Rebecca takes several deep breaths to stem the maelstrom of tears and worry that has gathered in her chest. To her father-in-law’s rounded back at the sink she says, “I just want to know what you would prefer for dessert this evening, Opa. An apple pie perhaps, or a poppy roll? Or maybe you’d prefer a chocolate ring cake.” Manfred does not react at all, and Rebecca wonders whether his ears have finally reached their nineties along with the rest of him. Then, without turning around, he pronounces one word— “chocolate”—a little too loudly, and with that she knows he has been appeased and will be able to continue his morning routine. And in the very same moment, with sudden clarity, she knows precisely whom it is she must tell about the growth in her belly: Joseph, and only Joseph. She will phone him today and tell him her news. It is only right that he share the burden, and this very thought lightens her own.

“Then chocolate it shall be,” she says almost cheerily to her father-in-law. She is now free to return to her own house, where two of her boys are waiting for breakfast.

* * *

“Good morning, Professor Licht!” Shlomi Buzaglo, his favorite doorman, pokes his broad and friendly face into the taxi with an offer to escort him to the entrance. Joseph enjoys the careful attentions of this cheerful young Moroccan from the working-class south side of the city. Not having noticed the drizzle that started on the way uptown, he is surprised to see Shlomi pushing a luggage cart and carrying an enormous umbrella. The umbrella is hardly necessary when all Joseph has to do is step out of the cab and walk six or seven paces to the front door, but the management of this building—the only one in Tel Aviv with two doormen round-the-clock—sets its standards by Manhattan and London, so Joseph is duly escorted.

This morning Joseph is too preoccupied for his usual reveries; he does not wonder if Rebecca has ever come to steal a peek at this lavish lobby, so different from the simple home they shared as husband and wife. He is oblivious even to the cheekiness of the second doorman, who mocks his every gesture in spite of Joseph’s numerous complaints to the security manager. The young man holds the elevator doors and presses the penthouse button for him too effusively, a spurious smile pulled wide across his face.

Joseph enters the flat in a rush, tosses his keys onto an ornate secretary he and Pepe bought on auction in Budapest, and passes straight through to the cavernous kitchen. Shlomi is just rolling the luggage cart off the service elevator as Joseph opens the back door.

“Looks like you’re cooking for a crowd.” Shlomi’s tone of voice is always amicable.

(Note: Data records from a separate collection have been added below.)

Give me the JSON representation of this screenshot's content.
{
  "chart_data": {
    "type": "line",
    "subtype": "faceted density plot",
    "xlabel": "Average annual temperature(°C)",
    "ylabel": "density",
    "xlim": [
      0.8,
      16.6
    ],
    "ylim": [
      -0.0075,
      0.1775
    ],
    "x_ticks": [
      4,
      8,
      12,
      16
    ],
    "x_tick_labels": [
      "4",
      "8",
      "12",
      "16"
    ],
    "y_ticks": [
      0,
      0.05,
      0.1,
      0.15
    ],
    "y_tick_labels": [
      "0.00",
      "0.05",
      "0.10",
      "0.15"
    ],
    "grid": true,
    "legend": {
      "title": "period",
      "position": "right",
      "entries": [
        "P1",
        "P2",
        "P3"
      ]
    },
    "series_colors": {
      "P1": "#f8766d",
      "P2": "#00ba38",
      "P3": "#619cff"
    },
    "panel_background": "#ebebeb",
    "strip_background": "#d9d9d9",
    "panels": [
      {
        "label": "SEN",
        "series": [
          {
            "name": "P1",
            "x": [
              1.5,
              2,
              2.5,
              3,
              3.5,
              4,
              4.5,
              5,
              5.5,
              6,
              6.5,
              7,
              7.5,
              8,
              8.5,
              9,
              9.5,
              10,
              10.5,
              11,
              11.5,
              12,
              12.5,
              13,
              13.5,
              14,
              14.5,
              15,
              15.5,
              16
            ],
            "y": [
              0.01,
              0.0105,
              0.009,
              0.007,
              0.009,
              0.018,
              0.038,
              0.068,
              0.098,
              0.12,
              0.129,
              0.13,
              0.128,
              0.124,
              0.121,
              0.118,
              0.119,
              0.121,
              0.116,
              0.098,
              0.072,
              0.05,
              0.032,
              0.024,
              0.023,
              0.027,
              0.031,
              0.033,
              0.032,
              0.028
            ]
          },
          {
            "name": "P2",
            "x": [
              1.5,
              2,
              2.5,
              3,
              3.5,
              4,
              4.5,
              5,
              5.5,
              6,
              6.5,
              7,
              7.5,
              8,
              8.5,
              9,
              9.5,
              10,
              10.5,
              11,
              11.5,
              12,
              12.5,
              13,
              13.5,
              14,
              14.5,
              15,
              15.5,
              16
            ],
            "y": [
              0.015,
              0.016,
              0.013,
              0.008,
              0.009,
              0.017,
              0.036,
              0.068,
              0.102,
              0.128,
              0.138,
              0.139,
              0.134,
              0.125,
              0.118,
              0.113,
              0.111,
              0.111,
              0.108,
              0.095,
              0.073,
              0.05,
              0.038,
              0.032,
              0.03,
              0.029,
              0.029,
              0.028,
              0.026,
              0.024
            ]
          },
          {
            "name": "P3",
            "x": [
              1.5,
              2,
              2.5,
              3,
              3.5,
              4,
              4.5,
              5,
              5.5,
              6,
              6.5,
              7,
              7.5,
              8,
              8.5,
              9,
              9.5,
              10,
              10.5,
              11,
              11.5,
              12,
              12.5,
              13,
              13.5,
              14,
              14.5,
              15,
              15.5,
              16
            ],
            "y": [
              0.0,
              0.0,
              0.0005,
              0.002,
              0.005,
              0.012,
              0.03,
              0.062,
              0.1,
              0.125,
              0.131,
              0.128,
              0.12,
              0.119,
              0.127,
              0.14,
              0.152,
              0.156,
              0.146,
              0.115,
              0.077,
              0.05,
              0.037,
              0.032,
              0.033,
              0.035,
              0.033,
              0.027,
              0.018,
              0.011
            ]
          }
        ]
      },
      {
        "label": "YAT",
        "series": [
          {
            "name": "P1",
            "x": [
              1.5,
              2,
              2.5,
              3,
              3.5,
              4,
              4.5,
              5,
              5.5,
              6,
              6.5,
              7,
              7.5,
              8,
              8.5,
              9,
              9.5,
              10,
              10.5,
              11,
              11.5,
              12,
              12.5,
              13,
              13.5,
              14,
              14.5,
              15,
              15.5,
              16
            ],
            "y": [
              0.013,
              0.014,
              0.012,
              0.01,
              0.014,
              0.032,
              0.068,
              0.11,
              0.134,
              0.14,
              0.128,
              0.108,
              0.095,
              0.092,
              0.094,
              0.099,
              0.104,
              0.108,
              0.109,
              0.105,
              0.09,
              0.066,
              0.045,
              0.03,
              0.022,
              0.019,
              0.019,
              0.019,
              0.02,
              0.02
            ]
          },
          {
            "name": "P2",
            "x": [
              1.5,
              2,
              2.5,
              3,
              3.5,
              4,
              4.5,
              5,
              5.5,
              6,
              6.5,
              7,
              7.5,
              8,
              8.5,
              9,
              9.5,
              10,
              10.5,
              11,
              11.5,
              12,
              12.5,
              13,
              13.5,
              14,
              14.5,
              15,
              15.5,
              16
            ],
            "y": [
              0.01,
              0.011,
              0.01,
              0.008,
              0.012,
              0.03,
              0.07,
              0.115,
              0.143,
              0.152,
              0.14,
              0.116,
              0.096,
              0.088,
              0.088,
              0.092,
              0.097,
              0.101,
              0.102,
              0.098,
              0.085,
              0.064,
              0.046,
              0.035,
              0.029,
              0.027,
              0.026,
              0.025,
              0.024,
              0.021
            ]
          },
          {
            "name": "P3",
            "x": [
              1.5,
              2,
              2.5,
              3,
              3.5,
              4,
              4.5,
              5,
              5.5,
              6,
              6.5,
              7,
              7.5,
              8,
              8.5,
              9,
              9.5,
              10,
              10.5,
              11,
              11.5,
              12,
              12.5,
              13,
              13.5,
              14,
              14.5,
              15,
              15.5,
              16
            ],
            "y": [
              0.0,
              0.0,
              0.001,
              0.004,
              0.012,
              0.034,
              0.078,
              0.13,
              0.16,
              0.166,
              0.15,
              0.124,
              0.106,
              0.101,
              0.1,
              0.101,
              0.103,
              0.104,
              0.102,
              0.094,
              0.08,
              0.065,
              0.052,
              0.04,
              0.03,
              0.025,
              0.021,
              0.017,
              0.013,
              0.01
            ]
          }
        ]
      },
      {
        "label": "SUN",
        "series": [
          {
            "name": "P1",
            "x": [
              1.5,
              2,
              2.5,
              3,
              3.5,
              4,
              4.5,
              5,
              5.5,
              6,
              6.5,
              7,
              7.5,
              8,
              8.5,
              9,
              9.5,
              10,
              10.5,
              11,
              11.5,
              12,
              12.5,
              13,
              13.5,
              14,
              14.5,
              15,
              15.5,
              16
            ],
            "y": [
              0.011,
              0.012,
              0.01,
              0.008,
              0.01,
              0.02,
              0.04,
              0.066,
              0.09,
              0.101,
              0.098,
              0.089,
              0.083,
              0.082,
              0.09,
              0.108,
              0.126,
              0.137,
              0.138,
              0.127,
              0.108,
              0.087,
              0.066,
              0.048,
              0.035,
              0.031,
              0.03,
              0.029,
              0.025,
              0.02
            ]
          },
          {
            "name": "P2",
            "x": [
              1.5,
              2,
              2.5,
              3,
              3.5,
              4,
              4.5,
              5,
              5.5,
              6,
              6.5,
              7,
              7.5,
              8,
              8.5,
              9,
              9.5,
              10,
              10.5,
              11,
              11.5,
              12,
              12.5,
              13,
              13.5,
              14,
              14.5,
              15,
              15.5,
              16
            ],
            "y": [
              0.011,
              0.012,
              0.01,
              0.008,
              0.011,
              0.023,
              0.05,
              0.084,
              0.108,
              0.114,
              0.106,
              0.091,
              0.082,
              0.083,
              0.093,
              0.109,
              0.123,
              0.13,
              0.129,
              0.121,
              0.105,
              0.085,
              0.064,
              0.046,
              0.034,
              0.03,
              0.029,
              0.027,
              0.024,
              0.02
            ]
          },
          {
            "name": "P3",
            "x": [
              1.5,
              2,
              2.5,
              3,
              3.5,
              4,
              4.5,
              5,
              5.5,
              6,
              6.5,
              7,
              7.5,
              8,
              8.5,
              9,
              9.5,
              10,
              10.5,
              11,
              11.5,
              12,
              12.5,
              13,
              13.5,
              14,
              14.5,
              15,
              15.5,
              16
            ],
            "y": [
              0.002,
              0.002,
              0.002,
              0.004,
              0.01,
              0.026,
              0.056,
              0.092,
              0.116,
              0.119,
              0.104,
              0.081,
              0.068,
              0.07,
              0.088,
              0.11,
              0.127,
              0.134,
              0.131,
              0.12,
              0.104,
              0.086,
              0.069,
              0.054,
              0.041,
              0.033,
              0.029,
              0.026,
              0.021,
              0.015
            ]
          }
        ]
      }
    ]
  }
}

“Well, yes, I suppose I am,” replies Joseph as he helps Shlomi move the bags and boxes onto the counters. He pauses to flick on the electricity and all at once the kitchen explodes in bright lights reflecting off shiny copper pans, gleaming crystal goblets, dazzling silver platters, beveled glass windowpanes, and highly polished appliances. Both men squint. “I have five sons and a daughter-in-law and they’re all coming to spend the whole Shabbat with me. My boys are around your age, and they eat a lot.”